Corioide (intermediária): é rica em vasos sanguíneos.
Lente ou cristalino (interna): é uma estrutura proteica com forma de uma lente biconvexa,
variável, que dá nitidez e foco à imagem formada na córnea. Está ligada aos músculos ciliares,
que modificam ligeiramente sua forma. Atrás da lente, há uma câmara preenchida com o corpo
vítreo (líquido branco e transparente).
Cada bulbo é revestido internamente pela retina.
A mácula é a parte da retina situada no polo posterior do olho, e que capta a forma e as cores da
imagem do objeto visualizado, enviando-a para o córtex occipital.
o A fóvea central (ou mancha amarela ou fovea centralis) é a região da mácula situada no
eixo óptico e é onde se forma a imagem. A fóvea contém apenas cones e permite que a
luz atinja os fotorreceptores sem passar pelas demais camadas da retina, de modo a
deixar a imagem nítida.
A retina contém os três primeiros neurônios e dois tipos de fotoceptores:
Bastonetes: extremamente sensíveis à luz, mas incapazes de distinguir as cores. Distingue a luz
por meio de um pigmento constituído por uma parte proteica (opsina) e uma parte não-proteica
(II-cis-retinal, derivado da vitamina A). Em um ambiente pouco iluminado, apenas os bastonetes
são estimulados. Por isso, na penumbra, vemos razoavelmente bem os objetos, mas não
distinguimos suas cores.
Cones: pouco sensíveis à luz, mas capazes de distinguir as cores, em decorrência da capacidade
de discriminação dos comprimentos de onda. Presentes em número de 6 milhões em cada retina,
a maioria concentrada na fóvea. Há três diferentes tipos de cones no corpo humano, cada um
contendo um tipo de pigmento (formados por uma parte proteica (opsina) e por outra não-
proteica, de retineno/dehidroretinaldeído, derivado da vitamina A). Cada tipo de opsina detecta
uma luz diferente: azul, verde ou vermelha.
Quando um pigmento de um cone ou de um bastonete é excitada pela luz, sua estrutura modifica-se, de
modo a desencadear uma série de reações químicas na célula, que alteram a permeabilidade da
membrana plasmática e geram impulsos nervosos.

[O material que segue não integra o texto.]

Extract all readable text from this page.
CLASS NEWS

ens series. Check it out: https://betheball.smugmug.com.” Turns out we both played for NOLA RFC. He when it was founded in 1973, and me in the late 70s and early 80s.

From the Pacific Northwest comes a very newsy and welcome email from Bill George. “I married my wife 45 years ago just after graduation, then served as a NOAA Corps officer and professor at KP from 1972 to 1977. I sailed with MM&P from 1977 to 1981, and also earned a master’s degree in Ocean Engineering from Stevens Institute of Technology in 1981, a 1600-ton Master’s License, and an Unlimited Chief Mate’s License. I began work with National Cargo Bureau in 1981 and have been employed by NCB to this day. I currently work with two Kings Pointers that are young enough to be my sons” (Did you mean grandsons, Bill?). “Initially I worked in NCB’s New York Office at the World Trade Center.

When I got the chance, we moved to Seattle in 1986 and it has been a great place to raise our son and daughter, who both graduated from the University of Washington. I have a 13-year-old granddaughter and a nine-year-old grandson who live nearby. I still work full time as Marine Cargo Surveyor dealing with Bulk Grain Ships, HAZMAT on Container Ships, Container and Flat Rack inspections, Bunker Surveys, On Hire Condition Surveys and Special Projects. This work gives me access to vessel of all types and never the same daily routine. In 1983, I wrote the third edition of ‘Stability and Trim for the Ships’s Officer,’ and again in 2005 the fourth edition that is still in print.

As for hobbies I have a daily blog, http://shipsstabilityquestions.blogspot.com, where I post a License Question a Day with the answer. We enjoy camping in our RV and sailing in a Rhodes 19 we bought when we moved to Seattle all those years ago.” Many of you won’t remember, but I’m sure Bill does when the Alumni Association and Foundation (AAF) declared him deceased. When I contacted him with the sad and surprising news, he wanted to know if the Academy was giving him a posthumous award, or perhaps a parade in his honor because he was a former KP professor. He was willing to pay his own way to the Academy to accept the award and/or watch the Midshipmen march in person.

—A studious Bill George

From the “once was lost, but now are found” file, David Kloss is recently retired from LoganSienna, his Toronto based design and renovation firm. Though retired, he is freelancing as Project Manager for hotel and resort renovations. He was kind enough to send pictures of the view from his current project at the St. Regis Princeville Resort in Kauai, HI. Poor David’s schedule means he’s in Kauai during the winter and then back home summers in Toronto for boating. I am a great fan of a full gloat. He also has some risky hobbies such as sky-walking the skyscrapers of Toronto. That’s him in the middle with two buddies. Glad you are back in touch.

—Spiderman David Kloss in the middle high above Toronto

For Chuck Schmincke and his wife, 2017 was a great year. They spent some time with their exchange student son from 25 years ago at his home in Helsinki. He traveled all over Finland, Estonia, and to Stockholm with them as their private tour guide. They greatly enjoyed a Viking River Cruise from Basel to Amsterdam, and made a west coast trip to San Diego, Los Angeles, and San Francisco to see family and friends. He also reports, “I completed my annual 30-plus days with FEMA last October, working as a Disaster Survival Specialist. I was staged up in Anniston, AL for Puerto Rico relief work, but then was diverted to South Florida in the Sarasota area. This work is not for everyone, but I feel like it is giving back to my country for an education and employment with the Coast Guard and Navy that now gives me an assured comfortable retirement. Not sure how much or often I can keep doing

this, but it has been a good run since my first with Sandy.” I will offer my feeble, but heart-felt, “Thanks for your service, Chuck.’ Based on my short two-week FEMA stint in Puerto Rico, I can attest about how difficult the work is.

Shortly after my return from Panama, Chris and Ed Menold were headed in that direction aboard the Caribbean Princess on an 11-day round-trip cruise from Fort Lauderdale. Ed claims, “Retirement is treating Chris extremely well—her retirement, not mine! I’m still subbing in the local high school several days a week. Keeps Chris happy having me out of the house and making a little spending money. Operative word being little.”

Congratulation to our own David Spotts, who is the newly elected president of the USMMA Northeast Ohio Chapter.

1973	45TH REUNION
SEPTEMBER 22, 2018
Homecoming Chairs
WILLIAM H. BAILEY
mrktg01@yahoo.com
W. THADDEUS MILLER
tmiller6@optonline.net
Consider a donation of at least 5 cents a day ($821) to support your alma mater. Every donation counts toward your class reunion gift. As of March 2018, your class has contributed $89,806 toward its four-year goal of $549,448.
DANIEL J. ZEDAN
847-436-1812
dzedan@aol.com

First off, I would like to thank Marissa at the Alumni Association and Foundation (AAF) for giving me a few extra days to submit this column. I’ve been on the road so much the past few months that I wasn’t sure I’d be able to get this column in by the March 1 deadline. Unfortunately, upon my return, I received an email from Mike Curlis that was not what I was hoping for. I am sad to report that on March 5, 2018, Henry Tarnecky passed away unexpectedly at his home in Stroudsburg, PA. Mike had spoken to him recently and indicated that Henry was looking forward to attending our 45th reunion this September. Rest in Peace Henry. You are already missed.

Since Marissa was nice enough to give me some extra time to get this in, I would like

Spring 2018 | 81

Visão binocular ou estereoscópica


É a capacidade do sentido ótico humano de compor um campo de visão tridimensional. Isso
ocorre porque cada hemisfério cerebral recebe informação visual dos dois olhos, devido ao
cruzamento de parte das fibras de cada retina, e, em seguida, analisa as diferenças entre as
imagens e estima a distância a que se encontra o objeto focalizado.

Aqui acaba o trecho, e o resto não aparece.